I didn’t always trust my palate. During my early wine drinking days, I relied heavily on the scores/ratings that a wine had received from larger publications when selecting a wine. As discussed in a previous post, my opinion is that these scores can be helpful when used the right way but should not be viewed as dogma.
So what changed? There are two aha moments that I can point to. The first moment occurred a couple of years ago and involved a pinot noir, namely the 2007 Saintsbury Garnet from the Carneros region. I purchased the Saintsbury because it came from the notable Napa appellation of Carneros, well-known for its pinot noir, and it was on sale for $13.00 or so. I had no knowledge of any scores it had received from any publications, no real knowledge of the producer–basically, I knew that it was from Carneros and that was it.
It was great and probably one of the better wines that I’ve had for under $20.00. That’s saying a lot for a pinot noir, as there aren’t a gaggle of good pinots available in this price range. I raved about it the whole night and the wine stuck in my head.
A few months later I was reading Matt Kramer on Wine: A Matchless Collection of Columns, Essays, and Observations by America’s Most Original and Lucid Wine Writer. Kramer writes for Wine Spectator and is one of my favorite wine writers. To my surprise, he had written an article in which he detailed the tasting of this wine (although a different vintage) with a skeptical Burgundy shipper and how they were both amazed with the quality and value of the wine. I was ecstatic that a writer of this stature was also impressed with the wine and for the first time, I felt that maybe I was starting to get it.
Heaven on Earth: Sipping some pinot noir with my wife while looking out over the Russian River and the vineyards that surround it.

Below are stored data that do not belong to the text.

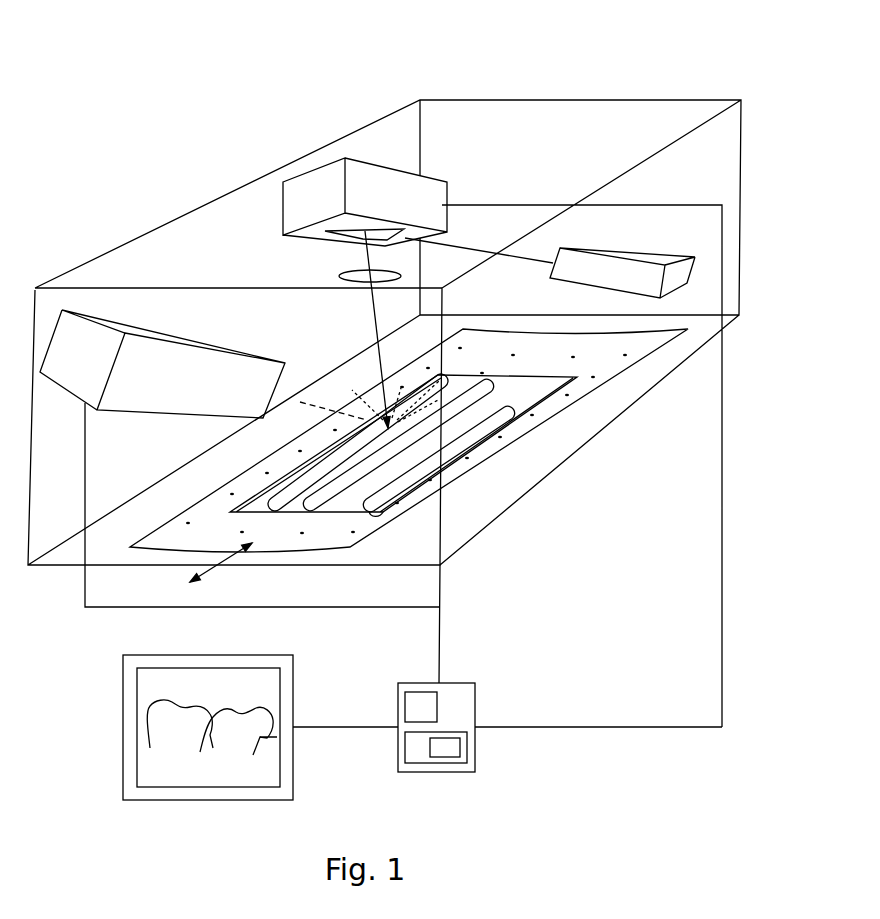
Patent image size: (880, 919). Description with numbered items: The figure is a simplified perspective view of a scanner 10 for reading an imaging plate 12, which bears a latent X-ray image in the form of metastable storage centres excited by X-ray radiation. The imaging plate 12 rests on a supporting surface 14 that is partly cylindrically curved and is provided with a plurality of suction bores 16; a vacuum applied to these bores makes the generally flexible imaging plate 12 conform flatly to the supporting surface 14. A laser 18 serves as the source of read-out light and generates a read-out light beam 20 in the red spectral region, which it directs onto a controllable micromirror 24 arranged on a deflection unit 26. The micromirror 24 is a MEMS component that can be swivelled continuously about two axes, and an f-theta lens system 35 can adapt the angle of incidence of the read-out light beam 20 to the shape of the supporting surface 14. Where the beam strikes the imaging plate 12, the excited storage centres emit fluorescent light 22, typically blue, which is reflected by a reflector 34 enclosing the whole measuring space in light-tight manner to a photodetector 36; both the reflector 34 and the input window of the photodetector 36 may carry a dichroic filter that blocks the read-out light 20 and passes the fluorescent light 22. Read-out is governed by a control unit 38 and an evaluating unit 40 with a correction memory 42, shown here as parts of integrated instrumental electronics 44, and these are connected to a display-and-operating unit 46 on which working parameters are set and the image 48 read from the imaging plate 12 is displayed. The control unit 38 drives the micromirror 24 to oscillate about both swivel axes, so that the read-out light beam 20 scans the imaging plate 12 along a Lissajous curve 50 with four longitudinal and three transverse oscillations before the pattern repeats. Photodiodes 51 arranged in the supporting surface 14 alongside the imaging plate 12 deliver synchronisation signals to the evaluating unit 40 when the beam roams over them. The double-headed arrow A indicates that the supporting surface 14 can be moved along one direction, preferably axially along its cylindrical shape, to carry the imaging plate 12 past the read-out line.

The scanner 10 is at (214, 174).
The imaging plate 12 is at (485, 418).
The supporting surface 14 is at (553, 408).
The suction bores 16 is at (623, 358).
The laser 18 is at (620, 253).
The read-out light beam 20 is at (460, 245).
The fluorescent light 22 is at (322, 408).
The micromirror 24 is at (350, 233).
The deflection unit 26 is at (370, 173).
The reflector 34 is at (495, 100).
The f-theta lens system 35 is at (343, 274).
The photodetector 36 is at (152, 393).
The control unit 38 is at (413, 700).
The evaluating unit 40 is at (423, 752).
The correction memory 42 is at (455, 748).
The integrated instrumental electronics 44 is at (465, 703).
The display-and-operating unit 46 is at (202, 793).
The image 48 is at (175, 728).
The Lissajous curve 50 is at (429, 478).
The photodiodes 51 is at (378, 514).
The double-headed arrow A is at (213, 572).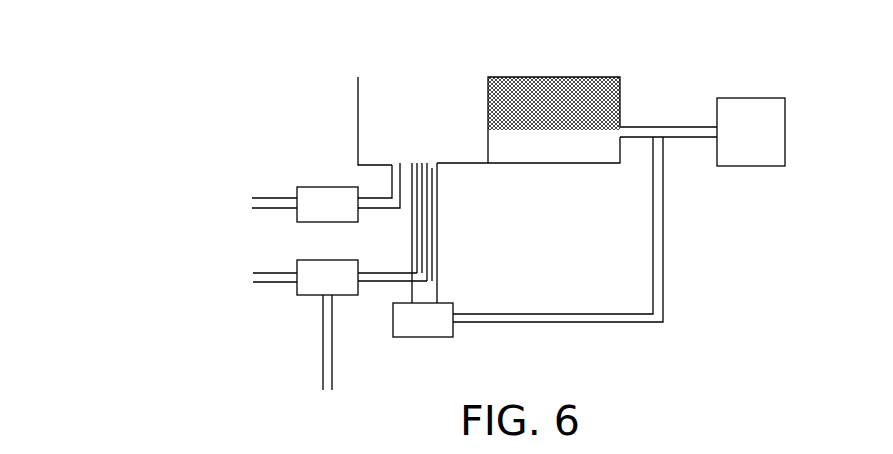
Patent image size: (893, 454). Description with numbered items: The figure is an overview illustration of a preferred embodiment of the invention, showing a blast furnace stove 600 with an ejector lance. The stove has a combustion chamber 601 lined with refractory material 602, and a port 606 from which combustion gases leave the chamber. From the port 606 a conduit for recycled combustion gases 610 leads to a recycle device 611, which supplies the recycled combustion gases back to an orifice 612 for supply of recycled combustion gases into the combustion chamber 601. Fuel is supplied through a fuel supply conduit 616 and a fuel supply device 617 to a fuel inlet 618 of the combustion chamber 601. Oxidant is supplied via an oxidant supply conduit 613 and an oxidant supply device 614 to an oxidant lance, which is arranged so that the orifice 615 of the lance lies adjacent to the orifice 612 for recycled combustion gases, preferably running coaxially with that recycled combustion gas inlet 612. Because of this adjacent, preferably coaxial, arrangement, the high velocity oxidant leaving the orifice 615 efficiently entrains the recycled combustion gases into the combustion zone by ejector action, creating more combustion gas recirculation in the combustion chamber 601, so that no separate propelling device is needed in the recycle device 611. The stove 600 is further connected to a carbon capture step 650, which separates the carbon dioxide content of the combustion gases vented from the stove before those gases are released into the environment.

The blast furnace stove 600 is at (661, 348).
The combustion chamber 601 is at (376, 84).
The refractory material 602 is at (573, 88).
The port 606 is at (611, 131).
The conduit for recycled combustion gases 610 is at (666, 243).
The recycle device 611 is at (425, 338).
The orifice for supply of recycled combustion gases 612 is at (415, 162).
The oxidant supply conduit 613 is at (322, 352).
The oxidant supply device 614 is at (345, 296).
The orifice of the lance 615 is at (424, 162).
The fuel supply conduit 616 is at (268, 196).
The fuel supply device 617 is at (296, 217).
The fuel inlet 618 is at (397, 162).
The carbon capture step 650 is at (748, 98).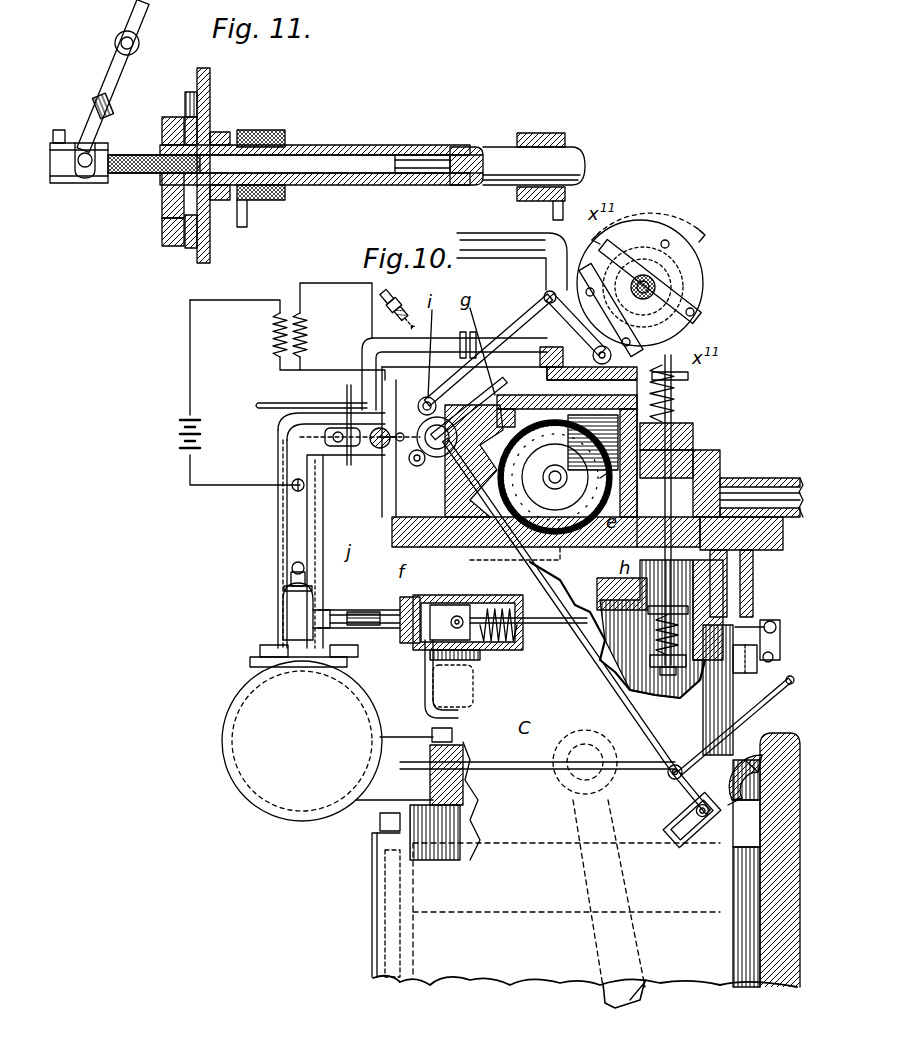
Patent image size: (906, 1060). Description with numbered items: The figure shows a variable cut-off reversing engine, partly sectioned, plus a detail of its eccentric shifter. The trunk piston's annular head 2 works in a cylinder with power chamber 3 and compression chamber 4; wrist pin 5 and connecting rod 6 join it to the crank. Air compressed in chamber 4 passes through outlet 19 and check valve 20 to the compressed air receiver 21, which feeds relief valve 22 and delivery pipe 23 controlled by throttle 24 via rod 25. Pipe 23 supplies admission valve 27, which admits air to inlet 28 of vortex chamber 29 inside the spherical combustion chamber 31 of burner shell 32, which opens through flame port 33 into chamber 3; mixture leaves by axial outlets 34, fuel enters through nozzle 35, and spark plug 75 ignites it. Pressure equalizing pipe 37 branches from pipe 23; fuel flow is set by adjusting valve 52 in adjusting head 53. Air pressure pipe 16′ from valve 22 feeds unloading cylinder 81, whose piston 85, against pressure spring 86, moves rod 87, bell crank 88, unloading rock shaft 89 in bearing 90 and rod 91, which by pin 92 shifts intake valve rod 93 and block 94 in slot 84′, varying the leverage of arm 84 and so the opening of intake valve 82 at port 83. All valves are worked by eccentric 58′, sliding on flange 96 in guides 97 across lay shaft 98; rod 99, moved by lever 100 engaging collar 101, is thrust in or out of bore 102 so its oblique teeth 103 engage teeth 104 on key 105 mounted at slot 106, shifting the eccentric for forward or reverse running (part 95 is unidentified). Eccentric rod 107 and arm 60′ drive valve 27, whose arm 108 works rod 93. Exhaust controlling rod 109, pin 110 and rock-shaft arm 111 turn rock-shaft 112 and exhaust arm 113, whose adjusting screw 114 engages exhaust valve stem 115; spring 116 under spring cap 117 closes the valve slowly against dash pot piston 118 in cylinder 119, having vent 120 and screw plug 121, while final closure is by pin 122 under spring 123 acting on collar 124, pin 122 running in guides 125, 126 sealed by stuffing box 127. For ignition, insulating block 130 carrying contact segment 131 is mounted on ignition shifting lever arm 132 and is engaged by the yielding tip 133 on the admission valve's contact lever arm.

My second aha moment was a completely different circumstance. By this time I trusted my palate, but it’s always nice to have a reaffirmation of your trust. The wine in question was, ironically, another pinot noir. I thought this particular pinot was pretty good, robust for a pinot, but pretty good. You can imagine my surprise when The Wine Advocate described this wine as “pretty”. When I think of pretty, I’m thinking along the lines of Natalie Portman. This particular pinot reminded me more of Chyna, the female wrestler (although I guess that some thought her pretty, as she did pose for a particular magazine of questionable repute). This moment really stuck with me. Rather than relent that I had whiffed on describing this wine, which I would have done a few years ago, I still stick to my guns that I was accurate on my assessment.

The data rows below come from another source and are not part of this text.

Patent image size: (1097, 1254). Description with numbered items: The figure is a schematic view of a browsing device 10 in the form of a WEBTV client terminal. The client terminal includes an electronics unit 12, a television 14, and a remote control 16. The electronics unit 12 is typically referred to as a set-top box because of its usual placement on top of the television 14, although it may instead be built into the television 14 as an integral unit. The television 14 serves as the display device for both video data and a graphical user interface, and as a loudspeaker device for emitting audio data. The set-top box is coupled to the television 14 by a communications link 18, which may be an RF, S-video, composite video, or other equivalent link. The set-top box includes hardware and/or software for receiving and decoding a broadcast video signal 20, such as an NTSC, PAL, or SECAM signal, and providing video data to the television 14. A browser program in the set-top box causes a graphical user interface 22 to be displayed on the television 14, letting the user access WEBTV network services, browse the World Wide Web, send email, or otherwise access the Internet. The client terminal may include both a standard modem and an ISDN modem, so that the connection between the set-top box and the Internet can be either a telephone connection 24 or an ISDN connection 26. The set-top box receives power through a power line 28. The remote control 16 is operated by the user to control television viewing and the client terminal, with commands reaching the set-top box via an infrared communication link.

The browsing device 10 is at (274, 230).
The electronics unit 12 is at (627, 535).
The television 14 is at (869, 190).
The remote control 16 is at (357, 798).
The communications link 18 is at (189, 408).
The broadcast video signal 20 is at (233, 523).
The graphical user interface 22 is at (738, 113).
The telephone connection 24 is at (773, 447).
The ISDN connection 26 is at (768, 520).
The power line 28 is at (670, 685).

I’m certainly not saying that I’m anywhere near the level of Matt Kramer or the tasters for The Wine Advocate. I do feel that I’m at the point where I can confidently assess a wine.
If you are at the point where you trust your palate, great! For those who are still trying to get there, I have two very basic pieces of advice: taste a lot of different wines and write a tasting note for each one of them. It took a lot of practice and repetition for me to get comfortable with my tasting ability and to get to the point where I could publish my thoughts for the world to see. And it sure was fun (and still is) drinking all of that wine!